Anybody who buys into declinist philosophy has bought the Marxian lie that history -- and therefore the future -- is inevitable.
We mold the future. It does not mold us.
Episiarch- that sounded like S J Perelman.
Yes?
Episiarch- that sounded like S J Perelman.
No. Strangers With Candy.
We mold the future. It does not mold us.
Amen, brother.
If you are one of the millions of uninsured I'm sure you'd find England or Canada's system to be preferable (or for that matter France's which is probably better than them all).
If you're one of Mugabe's generals, Zimbabwe's economic and political system kicks ass. Does that mean that it is incorrect to say that the US system is superior to Zimbabwe's?
Matt Welch,
Are you trying to say that because previous predictions of decline have failed to come true, current ones must not be true either?
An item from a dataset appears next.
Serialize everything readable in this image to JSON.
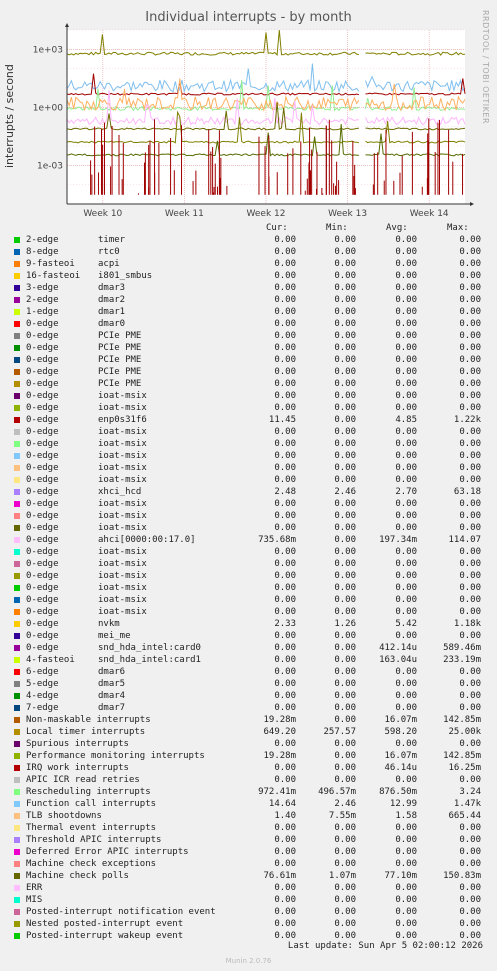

While that may offer cosmos and liberals a comforting nite-lite, that would imply that America can never decline, which is absurd.
Predictions should be judged on their own merits.
As I understand it, the fall of the Roman Empire happend because their currency was so devalued that its infrastructure could no longer be maintained and for at least the 1st 200 years of the Empire there were hardly any inovations to speak of. I read an abridged version of DFRE, and it looked to me like he was blaming Christianity in general for turning the Emire into a bunch of pacifistic pussies threby rendering the Eimpire too impotent to defend itself.
Actually, I know several Canadians who chose to be uninsured in the U.S. over to "Universal" health care in Canada.
When your choice is:
Get the most advanced cancer treatment right away in the U.S., worry about the bills later.
or
Stay in Canada, go on a waiting list for a few months, after which time your cancer will be too advanced for treatment.
many people will choose the first option.
And ironically, they will never pay their bills in the U.S., which means that they are getting more free health care as a guest in the U.S. than they would under the "universal" system in their own country.